Frigyes
Karinthy : "Malades
rieurs"
PoÈte et dÉtective[1]
Le détective privé a un regard
encourageant, paternel :
- Je vous en prie, prenez place. Ne
soyez pas aussi inquiet. Nous sommes complètement seuls. Faites-moi
confiance. Dans une institution de sourds-muets vous ne pourriez pas compter
sur plus de discrétion que chez moi. Dites-moi en toute franchise, sans
honte, de quoi il s'agit ?
Le poète se tait et hésite.
Un sourire compréhensif
apparaît sur les lèvres du détective privé.
- Je connais cette gêne. Les
gens viennent souvent me voir comme ça. Je la connais et je
Le poète le regarde avec gratitude.
Il acquiesce rapidement de
- Allons, dites-moi tout. Quels sont
les signes… ?
Le poète le regarde avec
étonnement.
- Mais…
- Je comprends.
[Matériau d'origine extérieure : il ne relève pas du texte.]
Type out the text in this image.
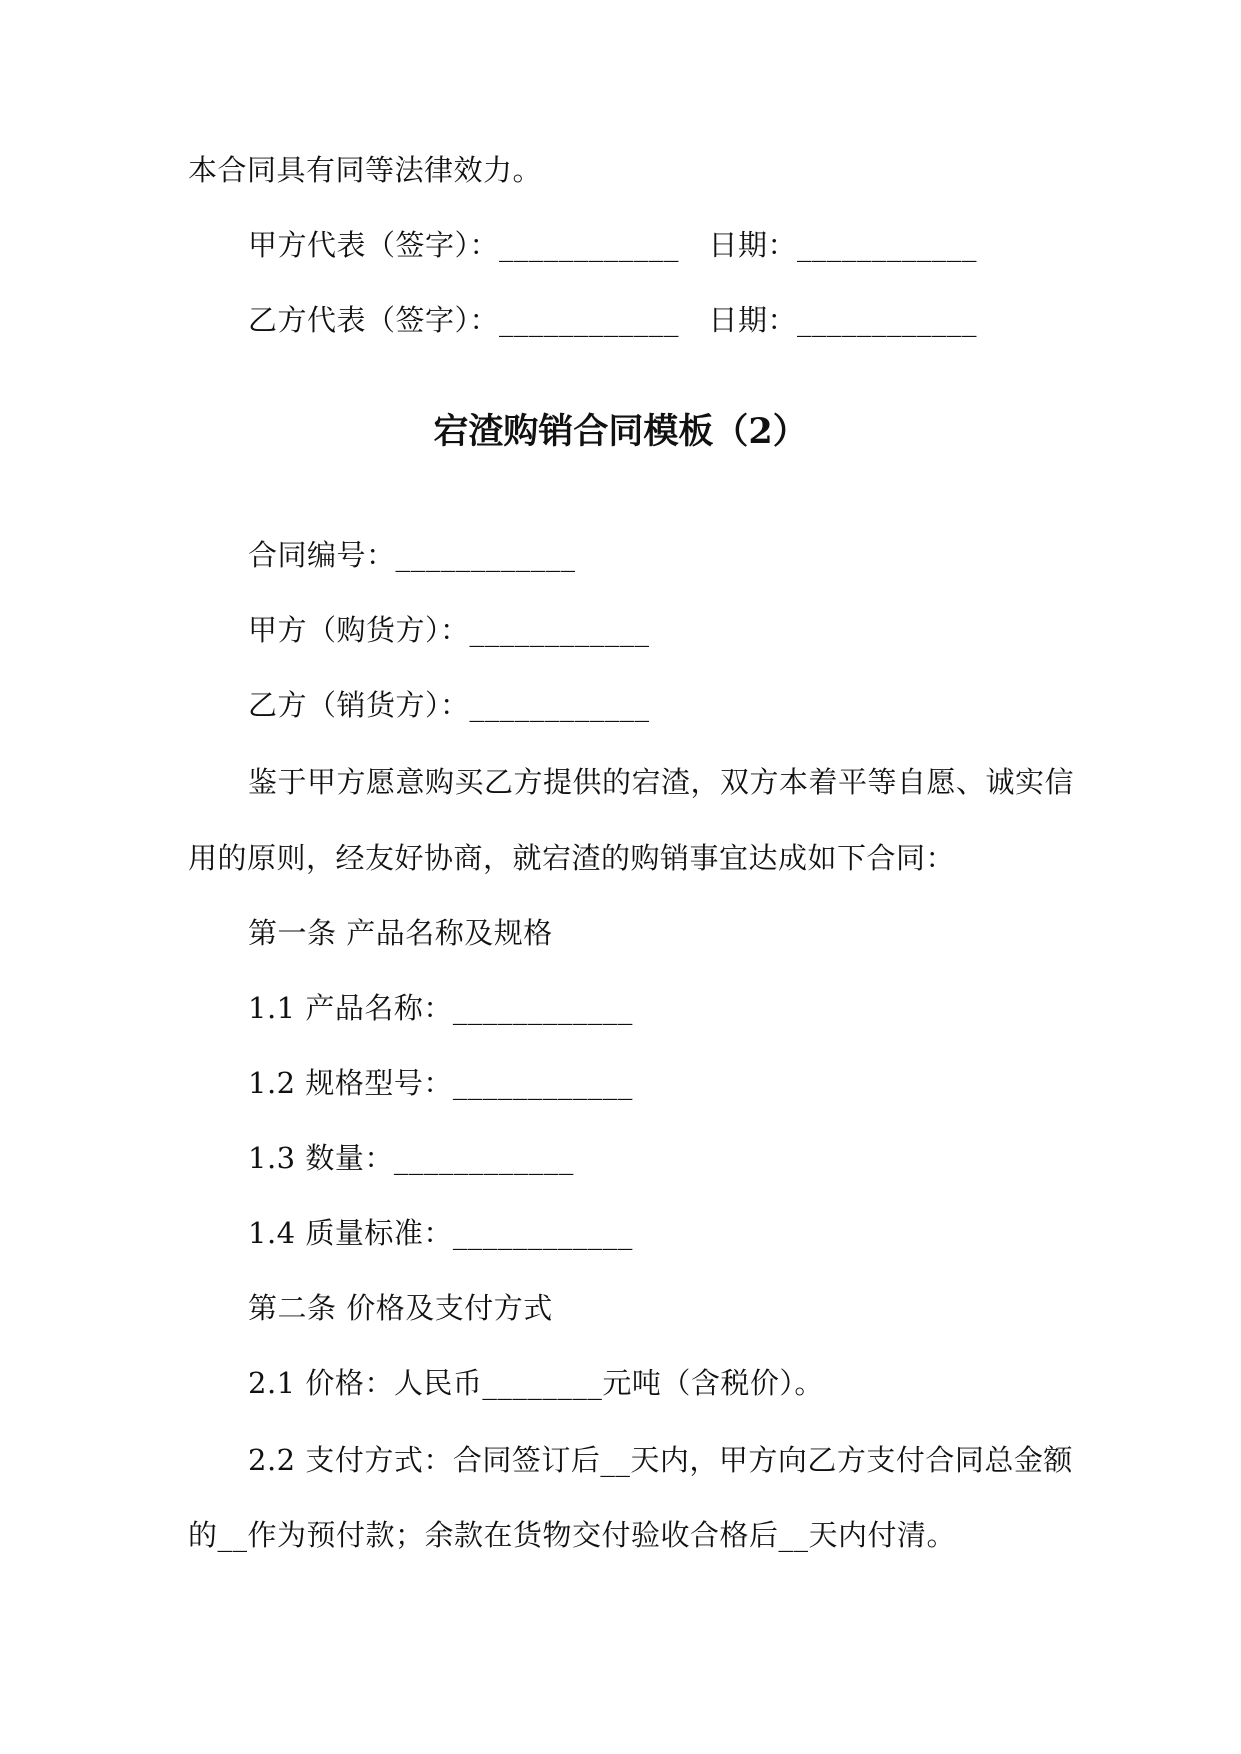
本合同具有同等法律效力。
甲方代表（签字）：____________　日期：____________
乙方代表（签字）：____________　日期：____________
宕渣购销合同模板（2）
合同编号：____________
甲方（购货方）：____________
乙方（销货方）：____________
鉴于甲方愿意购买乙方提供的宕渣，双方本着平等自愿、诚实信
用的原则，经友好协商，就宕渣的购销事宜达成如下合同：
第一条 产品名称及规格
1.1 产品名称：____________
1.2 规格型号：____________
1.3 数量：____________
1.4 质量标准：____________
第二条 价格及支付方式
2.1 价格：人民币________元吨（含税价）。
2.2 支付方式：合同签订后__天内，甲方向乙方支付合同总金额
的__作为预付款；余款在货物交付验收合格后__天内付清。
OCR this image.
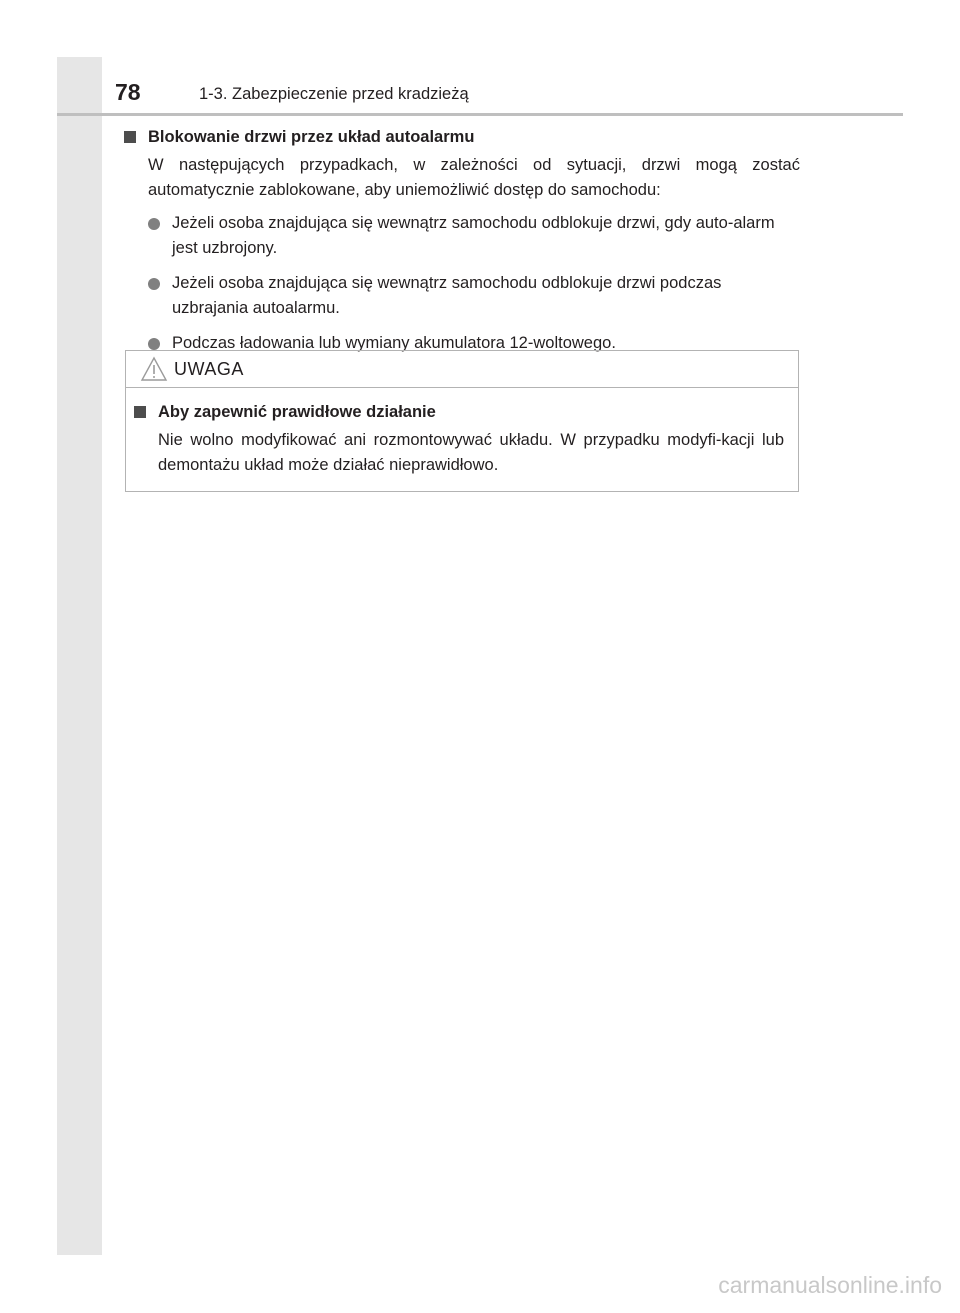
78	1-3. Zabezpieczenie przed kradzieżą
Blokowanie drzwi przez układ autoalarmu

W następujących przypadkach, w zależności od sytuacji, drzwi mogą zostać automatycznie zablokowane, aby uniemożliwić dostęp do samochodu:

Jeżeli osoba znajdująca się wewnątrz samochodu odblokuje drzwi, gdy auto-alarm jest uzbrojony.
Jeżeli osoba znajdująca się wewnątrz samochodu odblokuje drzwi podczas uzbrajania autoalarmu.
Podczas ładowania lub wymiany akumulatora 12-woltowego.
UWAGA
Aby zapewnić prawidłowe działanie

Nie wolno modyfikować ani rozmontowywać układu. W przypadku modyfi-kacji lub demontażu układ może działać nieprawidłowo.

carmanualsonline.info
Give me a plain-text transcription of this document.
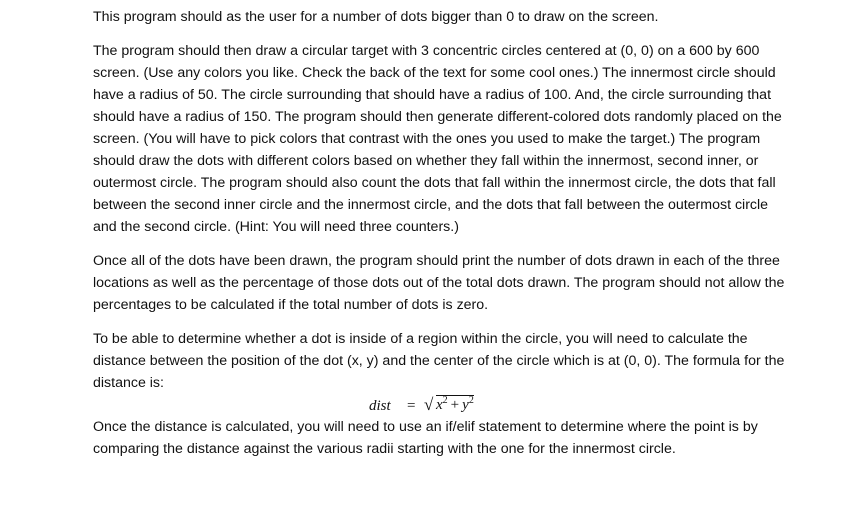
This program should as the user for a number of dots bigger than 0 to draw on the screen.

The program should then draw a circular target with 3 concentric circles centered at (0, 0) on a 600 by 600 screen. (Use any colors you like. Check the back of the text for some cool ones.) The innermost circle should have a radius of 50. The circle surrounding that should have a radius of 100. And, the circle surrounding that should have a radius of 150. The program should then generate different-colored dots randomly placed on the screen. (You will have to pick colors that contrast with the ones you used to make the target.) The program should draw the dots with different colors based on whether they fall within the innermost, second inner, or outermost circle. The program should also count the dots that fall within the innermost circle, the dots that fall between the second inner circle and the innermost circle, and the dots that fall between the outermost circle and the second circle. (Hint: You will need three counters.)

Once all of the dots have been drawn, the program should print the number of dots drawn in each of the three locations as well as the percentage of those dots out of the total dots drawn. The program should not allow the percentages to be calculated if the total number of dots is zero.

To be able to determine whether a dot is inside of a region within the circle, you will need to calculate the distance between the position of the dot (x, y) and the center of the circle which is at (0, 0). The formula for the distance is:

dist = √ $x^2 + y^2$

Once the distance is calculated, you will need to use an if/elif statement to determine where the point is by comparing the distance against the various radii starting with the one for the innermost circle.
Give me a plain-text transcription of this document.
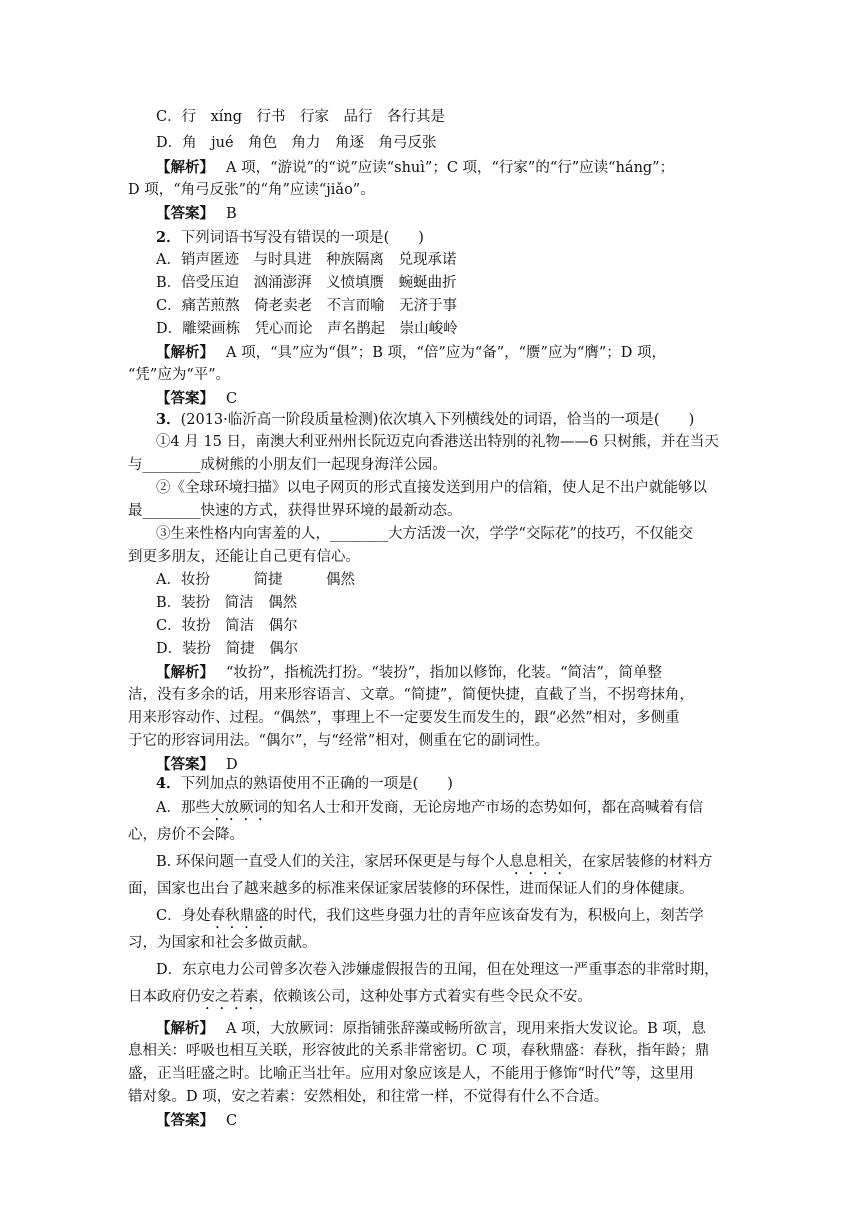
C．行　xíng　行书　行家　品行　各行其是
D．角　jué　角色　角力　角逐　角弓反张
【解析】 A 项，“游说”的“说”应读“shuì”；C 项，“行家”的“行”应读“háng”；
D 项，“角弓反张”的“角”应读“jiǎo”。
【答案】 B
2．下列词语书写没有错误的一项是(　　)
A．销声匿迹　与时具进　种族隔离　兑现承诺
B．倍受压迫　汹涌澎湃　义愤填赝　蜿蜒曲折
C．痛苦煎熬　倚老卖老　不言而喻　无济于事
D．雕梁画栋　凭心而论　声名鹊起　崇山峻岭
【解析】 A 项，“具”应为“俱”；B 项，“倍”应为“备”，“赝”应为“膺”；D 项，
“凭”应为“平”。
【答案】 C
3．(2013·临沂高一阶段质量检测)依次填入下列横线处的词语，恰当的一项是(　　)
①4 月 15 日，南澳大利亚州州长阮迈克向香港送出特别的礼物——6 只树熊，并在当天
与________成树熊的小朋友们一起现身海洋公园。
②《全球环境扫描》以电子网页的形式直接发送到用户的信箱，使人足不出户就能够以
最________快速的方式，获得世界环境的最新动态。
③生来性格内向害羞的人，________大方活泼一次，学学“交际花”的技巧，不仅能交
到更多朋友，还能让自己更有信心。
A．妆扮　　　简捷　　　偶然
B．装扮　简洁　偶然
C．妆扮　简洁　偶尔
D．装扮　简捷　偶尔
【解析】 “妆扮”，指梳洗打扮。“装扮”，指加以修饰，化装。“简洁”，简单整
洁，没有多余的话，用来形容语言、文章。“简捷”，简便快捷，直截了当，不拐弯抹角，
用来形容动作、过程。“偶然”，事理上不一定要发生而发生的，跟“必然”相对，多侧重
于它的形容词用法。“偶尔”，与“经常”相对，侧重在它的副词性。
【答案】 D
4．下列加点的熟语使用不正确的一项是(　　)
A．那些大放厥词的知名人士和开发商，无论房地产市场的态势如何，都在高喊着有信
心，房价不会降。
B. 环保问题一直受人们的关注，家居环保更是与每个人息息相关，在家居装修的材料方
面，国家也出台了越来越多的标准来保证家居装修的环保性，进而保证人们的身体健康。
C．身处春秋鼎盛的时代，我们这些身强力壮的青年应该奋发有为，积极向上，刻苦学
习，为国家和社会多做贡献。
D．东京电力公司曾多次卷入涉嫌虚假报告的丑闻，但在处理这一严重事态的非常时期，
日本政府仍安之若素，依赖该公司，这种处事方式着实有些令民众不安。
【解析】 A 项，大放厥词：原指铺张辞藻或畅所欲言，现用来指大发议论。B 项，息
息相关：呼吸也相互关联，形容彼此的关系非常密切。C 项，春秋鼎盛：春秋，指年龄；鼎
盛，正当旺盛之时。比喻正当壮年。应用对象应该是人，不能用于修饰“时代”等，这里用
错对象。D 项，安之若素：安然相处，和往常一样，不觉得有什么不合适。
【答案】 C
J'ignore pour le
moment, n'est-ce pas, de quoi il s'agit. Mais il s'agit bien de quelque chose,
n'est-ce pas, et je n'aimerais nullement offenser votre sensibilité…
Je voudrais vous permettre de parler par vous-même, directement, d'un
trait… Sans contrainte… Je ne suis pas un juge d'instruction, si je
dois ressembler à quelqu'un, j'aimerais mieux vous rappeler un conseil
spirituel… Un ami intime…
Les lèvres du poète se
contractent. Il baisse les yeux :
- Vous êtes un homme
raffiné… Je ne me suis pas trompé…
Le détective privé poursuit,
avec énergie cette fois, pour l’hypnotiser :
- Peut-être. Vous aussi bien
sûr. Mais vous êtes également malheureux. Et vous n'en
sortirez pas tout seul. Je peux vous aider. Je vous aiderai. Vous
connaîtrez l'entière vérité. J'ai seulement besoin
de quelques éléments. Quand avez-vous remarqué la première
fois que quelque chose clochait ?
Le poète esquisse un geste de
désespoir.
- Il y a très longtemps…
Il y a des années…
- Et c'est seulement maintenant…
Que vous vous êtes décidé ? Vous avez
évidemment espéré tout comprendre par vous-même.
- C'est juste.
- Bon. Procédons dans l'ordre.
Quel a été le premier signe suspect ?
- Difficile à dire comme
ça… Ce n'est peut-être pas d'un seul coup… Un jour
j'ai remarqué que quelque chose avait changé… Pas
extérieurement, vous comprenez, extérieurement tout était
comme avant… C'est la saveur des choses qui a changé…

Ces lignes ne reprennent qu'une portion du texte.